The program in this article thus is an implementation of a compiler, but has the interface of an interpreter.


In contrast, Java also did that and I doubt if most people think of Java as interpreted. So, using a byte-code interpreter may not be the criteria most people are using to decide on this. Truthfully, I think it is all a bit arbitrary.


That is definitely a compiler and anyone with a CS degree would call it that if they were discussing its functionality, because that's technically what it is. (Referring specifically to the part which compiles Python to bytecode)

Your SQL database also has a compiler. SQL is compiled to an execution plan. Compile doesn't only mean "create a machine code executable file".


> That is definitely a compiler and anyone with a CS degree would call it that if they were discussing its functionality because that's technically what it is.

None of these assertions is correct.

> (Referring specifically to the part which compiles Python to bytecode)

So referring specifically to something different than what I explicitly specified, it's called something else.

By that reasoning, a cow is a muscle and you are an acid.

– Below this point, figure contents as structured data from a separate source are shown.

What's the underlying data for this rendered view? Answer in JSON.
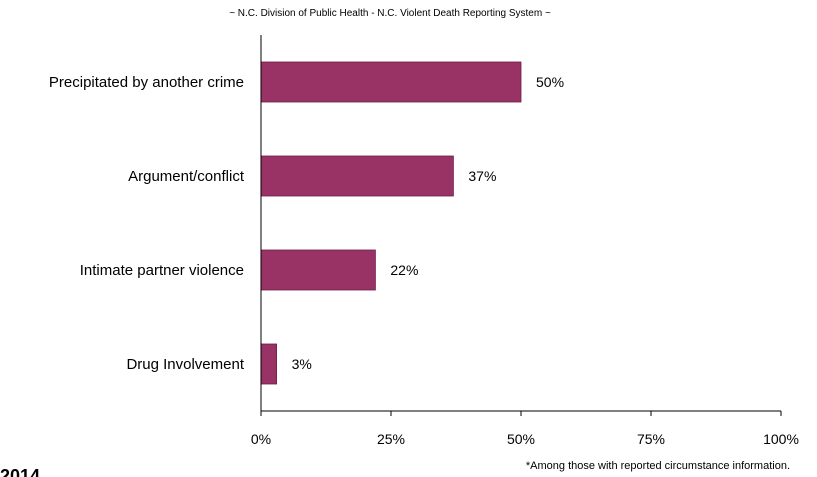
{
  "header": {
    "subtitle": "~ N.C. Division of Public Health - N.C. Violent Death Reporting System ~"
  },
  "footer": {
    "footnote": "*Among those with reported circumstance information.",
    "cut_title_fragment": "2014"
  },
  "chart_data": {
    "type": "bar",
    "orientation": "horizontal",
    "title": "",
    "subtitle": "~ N.C. Division of Public Health - N.C. Violent Death Reporting System ~",
    "categories": [
      "Precipitated by another crime",
      "Argument/conflict",
      "Intimate partner violence",
      "Drug Involvement"
    ],
    "values": [
      50,
      37,
      22,
      3
    ],
    "data_labels": [
      "50%",
      "37%",
      "22%",
      "3%"
    ],
    "xlim": [
      0,
      100
    ],
    "xticks": [
      0,
      25,
      50,
      75,
      100
    ],
    "xtick_labels": [
      "0%",
      "25%",
      "50%",
      "75%",
      "100%"
    ],
    "xlabel": "",
    "ylabel": "",
    "grid": false,
    "legend": "none",
    "bar_color": "#993366"
  }
}
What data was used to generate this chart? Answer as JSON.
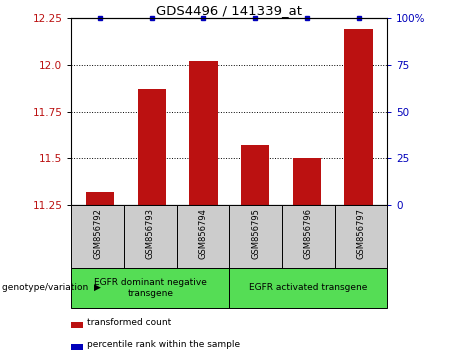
{
  "title": "GDS4496 / 141339_at",
  "samples": [
    "GSM856792",
    "GSM856793",
    "GSM856794",
    "GSM856795",
    "GSM856796",
    "GSM856797"
  ],
  "transformed_count": [
    11.32,
    11.87,
    12.02,
    11.57,
    11.5,
    12.19
  ],
  "percentile_rank": [
    100,
    100,
    100,
    100,
    100,
    100
  ],
  "ylim": [
    11.25,
    12.25
  ],
  "yticks": [
    11.25,
    11.5,
    11.75,
    12.0,
    12.25
  ],
  "right_yticks": [
    0,
    25,
    50,
    75,
    100
  ],
  "right_ytick_labels": [
    "0",
    "25",
    "50",
    "75",
    "100%"
  ],
  "bar_color": "#bb1111",
  "dot_color": "#0000bb",
  "group1_label": "EGFR dominant negative\ntransgene",
  "group2_label": "EGFR activated transgene",
  "group1_indices": [
    0,
    1,
    2
  ],
  "group2_indices": [
    3,
    4,
    5
  ],
  "group_bg_color": "#55dd55",
  "sample_bg_color": "#cccccc",
  "legend_bar_label": "transformed count",
  "legend_dot_label": "percentile rank within the sample",
  "bottom_label": "genotype/variation"
}
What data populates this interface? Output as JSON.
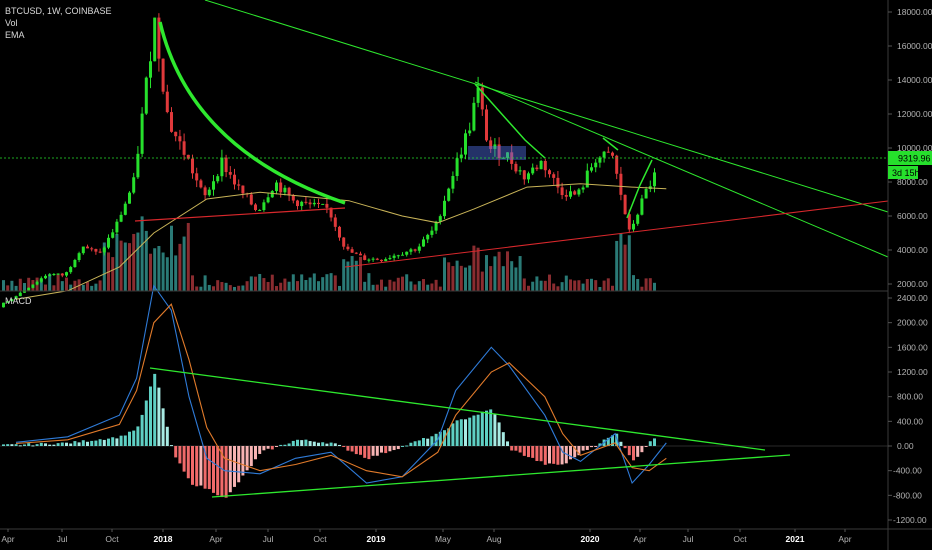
{
  "header": {
    "symbol_line": "BTCUSD, 1W, COINBASE",
    "indicators": [
      "Vol",
      "EMA"
    ]
  },
  "macd_label": "MACD",
  "price_tags": {
    "last_price": "9319.96",
    "countdown": "3d 15h"
  },
  "colors": {
    "background": "#000000",
    "up_candle": "#26e02c",
    "down_candle": "#e0393b",
    "ema": "#c9b458",
    "vol_up": "#2a7a76",
    "vol_down": "#8a2c30",
    "trendline": "#2ee82e",
    "support_line": "#d8282c",
    "macd_line": "#2f7bd8",
    "signal_line": "#e07a2a",
    "hist_pos": "#5fd0c4",
    "hist_neg": "#f06a6a"
  },
  "chart_data": [
    {
      "type": "candlestick",
      "title": "BTCUSD, 1W, COINBASE",
      "x_ticks": [
        "Apr",
        "Jul",
        "Oct",
        "2018",
        "Apr",
        "Jul",
        "Oct",
        "2019",
        "May",
        "Aug",
        "2020",
        "Apr",
        "Jul",
        "Oct",
        "2021",
        "Apr"
      ],
      "y_ticks": [
        2000,
        4000,
        6000,
        8000,
        10000,
        12000,
        14000,
        16000,
        18000
      ],
      "ylim": [
        1500,
        19000
      ],
      "series": [
        {
          "name": "EMA",
          "values": [
            [
              "2017-04",
              1100
            ],
            [
              "2017-07",
              1600
            ],
            [
              "2017-10",
              3000
            ],
            [
              "2017-12",
              5000
            ],
            [
              "2018-03",
              7000
            ],
            [
              "2018-06",
              7400
            ],
            [
              "2018-09",
              7100
            ],
            [
              "2018-11",
              6900
            ],
            [
              "2019-02",
              6000
            ],
            [
              "2019-04",
              5600
            ],
            [
              "2019-06",
              6400
            ],
            [
              "2019-09",
              7700
            ],
            [
              "2019-12",
              7900
            ],
            [
              "2020-03",
              7700
            ],
            [
              "2020-05",
              7600
            ]
          ]
        },
        {
          "name": "Vol"
        }
      ],
      "closes": [
        [
          "2017-04",
          1200
        ],
        [
          "2017-06",
          2600
        ],
        [
          "2017-07",
          2500
        ],
        [
          "2017-08",
          4300
        ],
        [
          "2017-09",
          3700
        ],
        [
          "2017-10",
          5500
        ],
        [
          "2017-11",
          8000
        ],
        [
          "2017-12",
          16000
        ],
        [
          "2017-12-17",
          18500
        ],
        [
          "2018-01",
          11500
        ],
        [
          "2018-02",
          9500
        ],
        [
          "2018-03",
          7000
        ],
        [
          "2018-04",
          9200
        ],
        [
          "2018-05",
          7500
        ],
        [
          "2018-06",
          6300
        ],
        [
          "2018-07",
          8000
        ],
        [
          "2018-08",
          6900
        ],
        [
          "2018-09",
          6600
        ],
        [
          "2018-10",
          6400
        ],
        [
          "2018-11",
          4000
        ],
        [
          "2018-12",
          3500
        ],
        [
          "2019-01",
          3450
        ],
        [
          "2019-02",
          3800
        ],
        [
          "2019-03",
          4100
        ],
        [
          "2019-04",
          5300
        ],
        [
          "2019-05",
          8500
        ],
        [
          "2019-06",
          11500
        ],
        [
          "2019-06-26",
          13500
        ],
        [
          "2019-07",
          10000
        ],
        [
          "2019-08",
          9600
        ],
        [
          "2019-09",
          8300
        ],
        [
          "2019-10",
          9200
        ],
        [
          "2019-11",
          7500
        ],
        [
          "2019-12",
          7200
        ],
        [
          "2020-01",
          9400
        ],
        [
          "2020-02",
          9500
        ],
        [
          "2020-03",
          5000
        ],
        [
          "2020-04",
          7500
        ],
        [
          "2020-05",
          9319.96
        ]
      ]
    },
    {
      "type": "line",
      "title": "MACD",
      "y_ticks": [
        -1200,
        -800,
        -400,
        0,
        400,
        800,
        1200,
        1600,
        2000,
        2400
      ],
      "ylim": [
        -1300,
        2450
      ],
      "series": [
        {
          "name": "MACD",
          "values": [
            [
              "2017-04",
              60
            ],
            [
              "2017-07",
              150
            ],
            [
              "2017-10",
              500
            ],
            [
              "2017-11",
              1100
            ],
            [
              "2017-12",
              2600
            ],
            [
              "2018-01",
              2200
            ],
            [
              "2018-02",
              800
            ],
            [
              "2018-03",
              -200
            ],
            [
              "2018-04",
              -400
            ],
            [
              "2018-06",
              -450
            ],
            [
              "2018-08",
              -200
            ],
            [
              "2018-10",
              -100
            ],
            [
              "2018-12",
              -600
            ],
            [
              "2019-02",
              -500
            ],
            [
              "2019-04",
              100
            ],
            [
              "2019-05",
              900
            ],
            [
              "2019-07",
              1600
            ],
            [
              "2019-08",
              1300
            ],
            [
              "2019-10",
              500
            ],
            [
              "2019-11",
              -100
            ],
            [
              "2019-12",
              -250
            ],
            [
              "2020-02",
              200
            ],
            [
              "2020-03",
              -600
            ],
            [
              "2020-04",
              -300
            ],
            [
              "2020-05",
              50
            ]
          ]
        },
        {
          "name": "Signal",
          "values": [
            [
              "2017-04",
              40
            ],
            [
              "2017-07",
              100
            ],
            [
              "2017-10",
              350
            ],
            [
              "2017-11",
              900
            ],
            [
              "2017-12",
              2000
            ],
            [
              "2018-01",
              2300
            ],
            [
              "2018-02",
              1400
            ],
            [
              "2018-03",
              300
            ],
            [
              "2018-04",
              -200
            ],
            [
              "2018-06",
              -400
            ],
            [
              "2018-08",
              -300
            ],
            [
              "2018-10",
              -150
            ],
            [
              "2018-12",
              -400
            ],
            [
              "2019-02",
              -500
            ],
            [
              "2019-04",
              -100
            ],
            [
              "2019-05",
              500
            ],
            [
              "2019-07",
              1200
            ],
            [
              "2019-08",
              1350
            ],
            [
              "2019-10",
              800
            ],
            [
              "2019-11",
              200
            ],
            [
              "2019-12",
              -150
            ],
            [
              "2020-02",
              50
            ],
            [
              "2020-03",
              -350
            ],
            [
              "2020-04",
              -400
            ],
            [
              "2020-05",
              -200
            ]
          ]
        },
        {
          "name": "Histogram",
          "values": [
            [
              "2017-04",
              20
            ],
            [
              "2017-07",
              50
            ],
            [
              "2017-10",
              150
            ],
            [
              "2017-11",
              300
            ],
            [
              "2017-12",
              1200
            ],
            [
              "2018-01",
              -100
            ],
            [
              "2018-02",
              -600
            ],
            [
              "2018-03",
              -700
            ],
            [
              "2018-04",
              -850
            ],
            [
              "2018-06",
              -100
            ],
            [
              "2018-08",
              100
            ],
            [
              "2018-10",
              50
            ],
            [
              "2018-12",
              -200
            ],
            [
              "2019-02",
              0
            ],
            [
              "2019-04",
              200
            ],
            [
              "2019-05",
              400
            ],
            [
              "2019-07",
              600
            ],
            [
              "2019-08",
              -50
            ],
            [
              "2019-10",
              -300
            ],
            [
              "2019-11",
              -300
            ],
            [
              "2019-12",
              -100
            ],
            [
              "2020-02",
              200
            ],
            [
              "2020-03",
              -250
            ],
            [
              "2020-04",
              100
            ],
            [
              "2020-05",
              200
            ]
          ]
        }
      ]
    }
  ]
}
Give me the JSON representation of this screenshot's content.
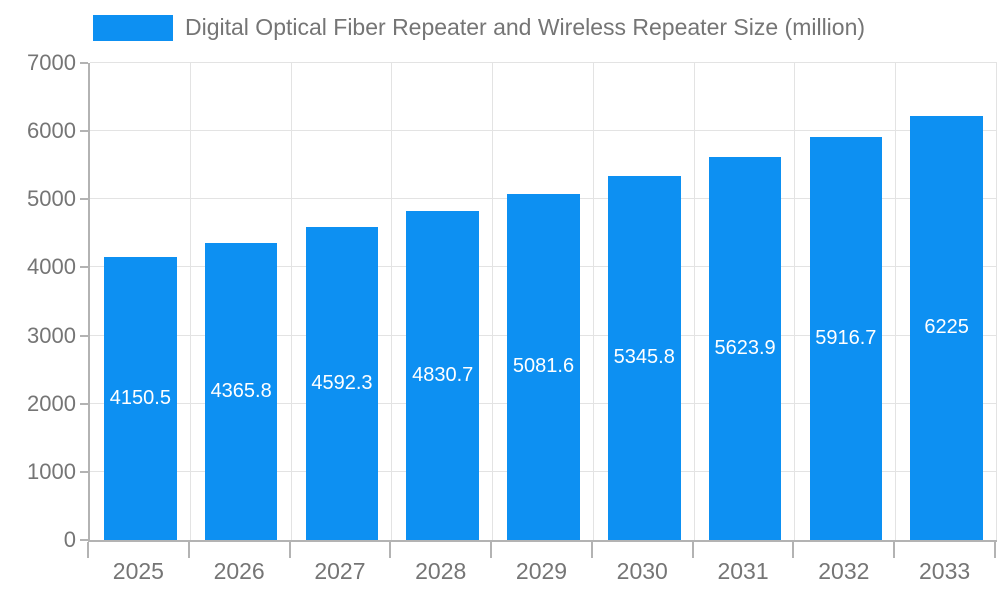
{
  "chart_data": {
    "type": "bar",
    "title": "Digital Optical Fiber Repeater and Wireless Repeater Size (million)",
    "categories": [
      "2025",
      "2026",
      "2027",
      "2028",
      "2029",
      "2030",
      "2031",
      "2032",
      "2033"
    ],
    "values": [
      4150.5,
      4365.8,
      4592.3,
      4830.7,
      5081.6,
      5345.8,
      5623.9,
      5916.7,
      6225
    ],
    "value_labels": [
      "4150.5",
      "4365.8",
      "4592.3",
      "4830.7",
      "5081.6",
      "5345.8",
      "5623.9",
      "5916.7",
      "6225"
    ],
    "xlabel": "",
    "ylabel": "",
    "ylim": [
      0,
      7000
    ],
    "ytick_step": 1000,
    "yticks": [
      "0",
      "1000",
      "2000",
      "3000",
      "4000",
      "5000",
      "6000",
      "7000"
    ],
    "grid": true,
    "legend_position": "top-left",
    "colors": {
      "bar": "#0d90f2",
      "bar_value_text": "#ffffff",
      "axis_text": "#757575",
      "axis_line": "#b3b3b3",
      "gridline": "#e3e3e3",
      "background": "#ffffff"
    }
  }
}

> Your SQL database also has a compiler.

"Has a" and "is a" are rather different relationships.

> Compile doesn't only mean "create a machine code executable file".

You're the only person who made that assertion.


> None of these assertions is correct.

You should fix the Wikipedia article:

https://en.wikipedia.org/wiki/CPython

"CPython can be defined as both an interpreter and a compiler as it compiles Python code into bytecode before interpreting it."